Random Drawing Simulation -- performance issue

Tue Sep 12 22:43:53 EDT 2006

Brendon Towle wrote:
> I need to simulate scenarios like the following: "You have a deck of  
> 3 orange cards, 5 yellow cards, and 2 blue cards. You draw a card,  
> replace it, and repeat N times."
> 

Thinking about the problem as drawing sample froms a discrete 
distribution defined by the population might help.

For example, in SciPy you can define your own discrete random variable:

var = scipy.stats.rv_discrete(name='sample', 
values=([0,1,2],[3/10.,5/10.,2/10.]))

Then

var.rvs(size=10000)

would quickly return an array of "draws"

If you didn't want to install SciPy, but were willing to install NumPy, 
then the crux of the algorithm is to generate an entire array of uniform 
random variables:  numpy.random.rand(count) and then map them through 
the inverse cumulative distribution function to generate your samples. 
  The inverse cumulative distribution function is just a series of steps 
whose width depends on the probablity distribution.

Thus, the population defines the draw boundaries.  To make it easy, just 
multiply the uniform random number by the total number of cards and then 
the boundaries are on the integers of the number of each kind of card.

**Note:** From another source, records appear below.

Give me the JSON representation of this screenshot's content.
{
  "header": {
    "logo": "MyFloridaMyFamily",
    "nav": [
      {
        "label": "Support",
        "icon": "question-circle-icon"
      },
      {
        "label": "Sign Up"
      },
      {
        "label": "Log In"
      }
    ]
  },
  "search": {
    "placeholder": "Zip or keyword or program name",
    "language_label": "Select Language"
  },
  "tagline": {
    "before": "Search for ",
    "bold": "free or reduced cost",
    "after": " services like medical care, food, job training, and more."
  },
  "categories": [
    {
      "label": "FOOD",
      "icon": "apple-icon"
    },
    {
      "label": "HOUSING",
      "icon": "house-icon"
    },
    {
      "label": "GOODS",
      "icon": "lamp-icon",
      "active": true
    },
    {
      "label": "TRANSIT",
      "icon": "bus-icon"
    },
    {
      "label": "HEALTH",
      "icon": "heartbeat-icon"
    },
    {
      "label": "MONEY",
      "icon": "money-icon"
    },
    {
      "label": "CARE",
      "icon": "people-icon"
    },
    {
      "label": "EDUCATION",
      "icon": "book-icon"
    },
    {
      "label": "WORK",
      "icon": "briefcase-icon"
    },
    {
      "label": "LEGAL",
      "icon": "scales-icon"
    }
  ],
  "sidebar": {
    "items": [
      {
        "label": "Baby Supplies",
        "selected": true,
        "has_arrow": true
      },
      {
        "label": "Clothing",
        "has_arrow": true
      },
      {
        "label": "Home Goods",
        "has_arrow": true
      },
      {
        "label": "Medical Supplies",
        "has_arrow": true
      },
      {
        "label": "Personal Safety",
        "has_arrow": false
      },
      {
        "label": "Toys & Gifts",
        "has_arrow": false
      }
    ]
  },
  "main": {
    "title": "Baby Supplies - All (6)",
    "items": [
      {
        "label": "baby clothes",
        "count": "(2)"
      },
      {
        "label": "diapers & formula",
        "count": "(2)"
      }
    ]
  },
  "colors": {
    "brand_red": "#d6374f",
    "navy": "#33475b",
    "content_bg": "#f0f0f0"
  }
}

Here is an implementation.  I find this version to be 2x - 5x faster 
depending on how many draws are used.

import numpy as N

def randomDrawing_N(count, population):
     probs = [x[0] for x in population]
     res = [[0, item[1]] for item in population]
     nums = N.random.rand(count)
     cprobs = N.cumsum([0]+probs)
     nums *= cprobs[-1]
     for k, val in enumerate(probs):
         res[k][0] += ((nums > cprobs[k]) & (nums < cprobs[k+1])).sum()
     return res

-Travis Oliphant